Israele è nato per proteggere gli ebrei, ma da come si sta comportando ne mette a rischio la sicurezza e l'incolumità in tutto il mondo.

L'aggressività militare con cui Netanyahu pensa di garantire la sicurezza dello stato ebraico in un'area del mondo abitata da popolazioni storicamente ostili ad Israele, finirà solo per allargare e prolungare il conflitto. Non è certo quello della deterrenza militare il modo per garantire la pace con gli stati arabi, ma al contrario crea tensioni e rivalse senza fine.

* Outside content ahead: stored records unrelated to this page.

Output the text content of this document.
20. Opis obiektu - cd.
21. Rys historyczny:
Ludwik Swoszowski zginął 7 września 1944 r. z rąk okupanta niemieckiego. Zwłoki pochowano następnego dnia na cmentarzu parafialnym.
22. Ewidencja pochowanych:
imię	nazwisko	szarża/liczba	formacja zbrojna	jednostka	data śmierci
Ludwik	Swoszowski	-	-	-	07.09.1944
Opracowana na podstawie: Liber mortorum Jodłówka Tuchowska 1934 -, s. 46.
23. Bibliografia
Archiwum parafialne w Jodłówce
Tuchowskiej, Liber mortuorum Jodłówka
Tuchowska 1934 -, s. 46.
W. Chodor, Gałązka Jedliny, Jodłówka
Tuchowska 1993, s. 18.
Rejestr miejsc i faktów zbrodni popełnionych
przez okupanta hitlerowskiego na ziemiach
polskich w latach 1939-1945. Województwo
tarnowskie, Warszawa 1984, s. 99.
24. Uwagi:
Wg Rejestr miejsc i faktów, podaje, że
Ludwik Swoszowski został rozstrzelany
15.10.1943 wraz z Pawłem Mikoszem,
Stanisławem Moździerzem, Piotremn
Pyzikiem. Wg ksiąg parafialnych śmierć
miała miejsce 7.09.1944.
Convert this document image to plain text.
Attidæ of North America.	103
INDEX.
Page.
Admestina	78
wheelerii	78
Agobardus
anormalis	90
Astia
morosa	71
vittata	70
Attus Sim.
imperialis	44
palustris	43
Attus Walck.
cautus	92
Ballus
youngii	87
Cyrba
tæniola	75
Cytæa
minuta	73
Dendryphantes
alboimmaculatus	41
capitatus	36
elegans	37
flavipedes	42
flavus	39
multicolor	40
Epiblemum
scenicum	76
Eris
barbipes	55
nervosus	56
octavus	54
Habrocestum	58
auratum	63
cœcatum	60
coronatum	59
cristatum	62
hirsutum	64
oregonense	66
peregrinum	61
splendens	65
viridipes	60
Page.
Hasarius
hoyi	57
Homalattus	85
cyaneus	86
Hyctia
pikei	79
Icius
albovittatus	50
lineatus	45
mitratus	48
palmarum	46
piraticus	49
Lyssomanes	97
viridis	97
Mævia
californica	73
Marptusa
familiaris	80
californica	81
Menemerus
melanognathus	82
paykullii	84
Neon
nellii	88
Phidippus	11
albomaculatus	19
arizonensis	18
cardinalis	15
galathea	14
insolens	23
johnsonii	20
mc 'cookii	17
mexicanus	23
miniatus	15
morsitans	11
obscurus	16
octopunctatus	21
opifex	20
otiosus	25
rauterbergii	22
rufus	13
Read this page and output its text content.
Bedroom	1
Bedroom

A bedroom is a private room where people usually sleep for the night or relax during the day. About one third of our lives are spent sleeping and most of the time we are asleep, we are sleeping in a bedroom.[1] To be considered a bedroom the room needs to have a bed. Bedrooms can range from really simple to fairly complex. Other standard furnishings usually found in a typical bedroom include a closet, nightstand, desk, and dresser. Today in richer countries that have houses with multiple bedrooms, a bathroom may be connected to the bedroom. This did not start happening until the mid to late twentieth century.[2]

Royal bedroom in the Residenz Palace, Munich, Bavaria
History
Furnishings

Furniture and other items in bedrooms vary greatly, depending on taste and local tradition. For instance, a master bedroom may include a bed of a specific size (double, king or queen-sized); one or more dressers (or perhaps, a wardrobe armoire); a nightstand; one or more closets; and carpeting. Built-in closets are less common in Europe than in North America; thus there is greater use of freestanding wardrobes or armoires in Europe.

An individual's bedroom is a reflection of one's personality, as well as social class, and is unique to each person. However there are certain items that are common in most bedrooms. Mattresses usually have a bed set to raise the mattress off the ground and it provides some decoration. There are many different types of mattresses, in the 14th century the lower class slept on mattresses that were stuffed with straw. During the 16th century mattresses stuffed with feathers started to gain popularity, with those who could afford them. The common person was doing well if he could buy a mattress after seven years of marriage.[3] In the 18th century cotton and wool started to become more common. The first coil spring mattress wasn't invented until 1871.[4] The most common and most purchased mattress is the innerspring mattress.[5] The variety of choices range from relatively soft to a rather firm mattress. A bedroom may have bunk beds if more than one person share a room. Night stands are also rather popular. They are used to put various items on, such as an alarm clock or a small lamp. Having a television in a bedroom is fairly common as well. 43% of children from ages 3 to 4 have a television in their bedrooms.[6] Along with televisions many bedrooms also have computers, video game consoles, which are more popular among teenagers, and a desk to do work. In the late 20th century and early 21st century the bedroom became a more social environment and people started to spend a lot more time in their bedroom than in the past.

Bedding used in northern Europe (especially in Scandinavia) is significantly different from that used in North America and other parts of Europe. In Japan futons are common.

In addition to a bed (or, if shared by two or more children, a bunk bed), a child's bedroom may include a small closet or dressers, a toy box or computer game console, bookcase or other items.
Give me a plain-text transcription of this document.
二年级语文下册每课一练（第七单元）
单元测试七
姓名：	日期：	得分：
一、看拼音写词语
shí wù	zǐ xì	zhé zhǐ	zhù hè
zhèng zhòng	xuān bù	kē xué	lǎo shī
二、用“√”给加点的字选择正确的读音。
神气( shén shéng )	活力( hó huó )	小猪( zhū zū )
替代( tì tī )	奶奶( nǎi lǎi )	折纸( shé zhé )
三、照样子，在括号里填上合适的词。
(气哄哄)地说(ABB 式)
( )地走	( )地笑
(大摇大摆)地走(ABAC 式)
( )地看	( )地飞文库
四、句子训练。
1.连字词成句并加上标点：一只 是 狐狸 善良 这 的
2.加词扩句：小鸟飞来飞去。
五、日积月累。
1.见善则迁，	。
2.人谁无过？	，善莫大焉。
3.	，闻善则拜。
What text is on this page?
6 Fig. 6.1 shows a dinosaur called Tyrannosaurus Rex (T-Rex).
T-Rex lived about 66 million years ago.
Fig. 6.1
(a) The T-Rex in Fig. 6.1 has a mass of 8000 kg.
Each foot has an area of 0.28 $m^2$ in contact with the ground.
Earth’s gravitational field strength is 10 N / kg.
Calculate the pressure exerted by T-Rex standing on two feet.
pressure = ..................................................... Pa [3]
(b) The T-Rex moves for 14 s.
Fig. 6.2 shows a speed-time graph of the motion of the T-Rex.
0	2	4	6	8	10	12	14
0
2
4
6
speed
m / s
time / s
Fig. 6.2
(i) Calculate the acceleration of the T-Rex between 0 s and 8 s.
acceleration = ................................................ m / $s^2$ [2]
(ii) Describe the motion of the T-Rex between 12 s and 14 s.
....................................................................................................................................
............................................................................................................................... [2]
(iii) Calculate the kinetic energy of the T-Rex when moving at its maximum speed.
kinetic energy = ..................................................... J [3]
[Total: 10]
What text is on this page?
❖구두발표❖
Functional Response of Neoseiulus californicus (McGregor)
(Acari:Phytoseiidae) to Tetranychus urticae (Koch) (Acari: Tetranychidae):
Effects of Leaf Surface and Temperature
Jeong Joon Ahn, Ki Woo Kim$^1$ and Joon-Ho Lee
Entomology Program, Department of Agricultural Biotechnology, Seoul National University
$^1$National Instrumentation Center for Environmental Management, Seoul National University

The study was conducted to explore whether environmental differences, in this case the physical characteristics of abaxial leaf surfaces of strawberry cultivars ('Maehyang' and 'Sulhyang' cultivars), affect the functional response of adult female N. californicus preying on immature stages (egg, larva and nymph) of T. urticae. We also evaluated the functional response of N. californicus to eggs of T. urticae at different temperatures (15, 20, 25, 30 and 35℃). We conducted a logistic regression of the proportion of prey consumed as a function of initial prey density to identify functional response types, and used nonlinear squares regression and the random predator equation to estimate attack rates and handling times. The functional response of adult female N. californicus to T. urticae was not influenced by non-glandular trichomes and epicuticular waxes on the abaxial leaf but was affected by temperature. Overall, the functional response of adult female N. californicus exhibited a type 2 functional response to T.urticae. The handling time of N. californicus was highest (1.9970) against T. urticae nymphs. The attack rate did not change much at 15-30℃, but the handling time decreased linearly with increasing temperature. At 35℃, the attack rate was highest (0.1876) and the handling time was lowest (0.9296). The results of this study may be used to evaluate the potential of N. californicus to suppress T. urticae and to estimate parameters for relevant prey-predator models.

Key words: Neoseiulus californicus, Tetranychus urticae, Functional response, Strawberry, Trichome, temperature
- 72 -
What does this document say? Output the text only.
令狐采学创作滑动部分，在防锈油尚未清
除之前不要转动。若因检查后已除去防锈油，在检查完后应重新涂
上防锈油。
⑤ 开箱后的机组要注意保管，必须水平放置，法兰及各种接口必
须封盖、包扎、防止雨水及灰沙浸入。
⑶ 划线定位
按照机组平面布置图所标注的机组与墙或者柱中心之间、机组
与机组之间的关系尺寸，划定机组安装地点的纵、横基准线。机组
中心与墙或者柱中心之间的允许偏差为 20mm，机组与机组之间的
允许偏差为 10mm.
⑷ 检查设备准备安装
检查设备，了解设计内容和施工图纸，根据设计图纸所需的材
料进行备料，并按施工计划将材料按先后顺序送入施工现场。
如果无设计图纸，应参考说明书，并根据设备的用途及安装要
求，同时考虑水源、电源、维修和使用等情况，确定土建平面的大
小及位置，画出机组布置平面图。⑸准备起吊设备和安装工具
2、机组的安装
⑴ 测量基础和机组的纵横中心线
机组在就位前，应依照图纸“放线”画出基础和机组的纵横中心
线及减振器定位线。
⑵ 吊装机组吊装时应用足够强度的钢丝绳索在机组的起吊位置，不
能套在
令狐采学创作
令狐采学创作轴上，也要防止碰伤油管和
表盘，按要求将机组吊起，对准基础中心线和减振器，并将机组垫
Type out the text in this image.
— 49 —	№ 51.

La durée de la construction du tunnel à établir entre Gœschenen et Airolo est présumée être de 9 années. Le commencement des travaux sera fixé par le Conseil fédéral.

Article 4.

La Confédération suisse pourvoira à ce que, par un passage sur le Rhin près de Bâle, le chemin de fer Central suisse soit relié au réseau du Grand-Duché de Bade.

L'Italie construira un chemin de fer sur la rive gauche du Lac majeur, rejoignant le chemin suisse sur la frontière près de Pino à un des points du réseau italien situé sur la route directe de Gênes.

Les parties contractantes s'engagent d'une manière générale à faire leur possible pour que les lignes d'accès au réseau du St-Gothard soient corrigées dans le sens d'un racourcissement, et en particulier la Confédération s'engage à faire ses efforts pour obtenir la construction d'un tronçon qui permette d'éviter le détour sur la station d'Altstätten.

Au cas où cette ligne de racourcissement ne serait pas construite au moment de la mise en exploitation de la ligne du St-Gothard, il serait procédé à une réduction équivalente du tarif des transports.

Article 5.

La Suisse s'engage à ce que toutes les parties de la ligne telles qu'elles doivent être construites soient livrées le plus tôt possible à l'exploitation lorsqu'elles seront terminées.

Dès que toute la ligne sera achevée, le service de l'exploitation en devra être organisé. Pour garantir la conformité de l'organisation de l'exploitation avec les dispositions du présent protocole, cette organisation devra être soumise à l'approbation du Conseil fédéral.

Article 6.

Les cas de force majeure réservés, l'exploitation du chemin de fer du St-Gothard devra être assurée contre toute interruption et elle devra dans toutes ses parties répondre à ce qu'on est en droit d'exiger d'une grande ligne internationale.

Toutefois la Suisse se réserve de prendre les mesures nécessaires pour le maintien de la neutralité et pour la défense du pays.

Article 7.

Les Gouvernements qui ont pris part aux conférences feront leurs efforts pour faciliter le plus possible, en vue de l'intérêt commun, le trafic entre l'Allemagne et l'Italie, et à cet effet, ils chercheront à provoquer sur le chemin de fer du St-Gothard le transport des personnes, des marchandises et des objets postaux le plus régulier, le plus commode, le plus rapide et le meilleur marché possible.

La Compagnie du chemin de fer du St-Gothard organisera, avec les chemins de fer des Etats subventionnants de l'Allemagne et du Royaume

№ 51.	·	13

Israele è diventato elemento di ulteriore destabilizzazione per le mire espansionistiche della sua nuova classe dirigente, al momento in cui l' impero americano ha iniziato la sua progressiva decadenza. Venuto meno il controllo geopolitico degli Usa, hanno prevalso solo gli interessi dell'apparato industriale- militare che nei due paesi, per via della finanza ebraica, sono talmente legati da essere un tutt'uno.

In una fase storica molto confusa, in cui le nuove e le vecchie potenze economiche e militari cercano di stabilire un assetto a loro favorevole, si inseriscono anche le pretese geopolitiche dei satelliti e degli ex satelliti come Israele e l' Ucraina (e prossimamente toccherà a Taiwan in chiave anti cinese) che cercano di conquistarsi uno spazio tattico in aree strategiche.

Ovviamente si appoggiano agli Usa in difficoltà, pensando che la Russia ex sovietica con potentati economici in perenne scontro fra di loro e con Putin in lotta con le tante minoranze etniche e religiose alla periferia del vasto impero, sia fragile, mentre il mondo arabo eternamente diviso dal conflitto tra sciiti e sunniti, non abbia la forza per una risposta militare unitaria.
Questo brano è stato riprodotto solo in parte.